ひさしぶりにリモくんに会った。
顔にひげを生やしていて、自分の知っている顔と数秒間一致しなかった。かみそり負けするから一時的に生やしているだけらしいけど、わたしの目の焦点が合わなくなったのかと数回まばたきした。内田百?のエッセイかなにかに、ひげをそってきた同僚(ご本人だっけ?)を、ひげが突然なくなったという事実に迷惑だと腹をたてているのがあって、それを思い出したよ。
リモくんはストレスを感じると、体ではなく精神のほうにガタがくるタイプだ。わたしはその逆で、すぐ体にくるから、ああ疲れてるなーと早めに気付くことはできる。リモくんは頑丈だし、弱音を吐こうとしなし、自分にできないことがあると、そのこと自体を許せない。自分にも厳しいけど、他人にも厳しいところがある。こういうタイプの人は、彼のリジッドな性格と合理的な思考回路を引っ掻き回す連中とつきあわなくてはならなくなったとき、精神のほうがSOSを発してしまうらしい。世の中には彼よりバカな人間なんてザラにいるのだが、たいてい後者のほうが打たれづよい、というか、怒られても怒鳴られても軽蔑されても懲りないものだ。不条理な思考パターン、うっとうしいまでの依存性、学習能力のなさ、判断力の欠如、それでいて自己中心的、そんな連中に悩まされて、リモくんは考えをあらためるところがあったらしい。
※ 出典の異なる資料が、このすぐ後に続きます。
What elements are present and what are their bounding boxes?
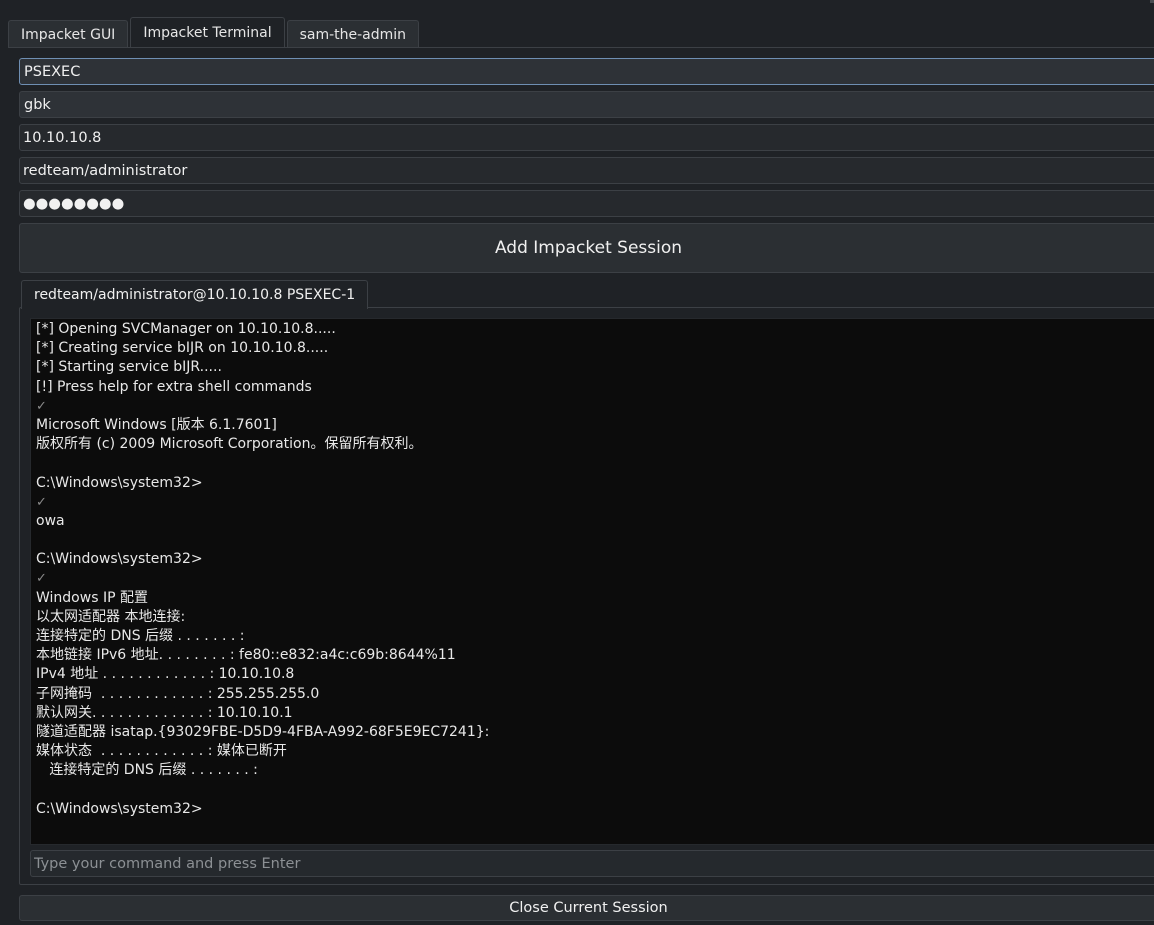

とりあえず今は、体を休めつつ、今の環境に慣れるよう自己改造の真っ最中、というかんじにみえる。
放っておいても大丈夫、といいきるには、厳しさと危うさが表裏一体になっている分、一時は少し心配もした。でも最近は弱音のはきかたもうまくなってきたので、バランスのいい状態になってきたのかなと思っている。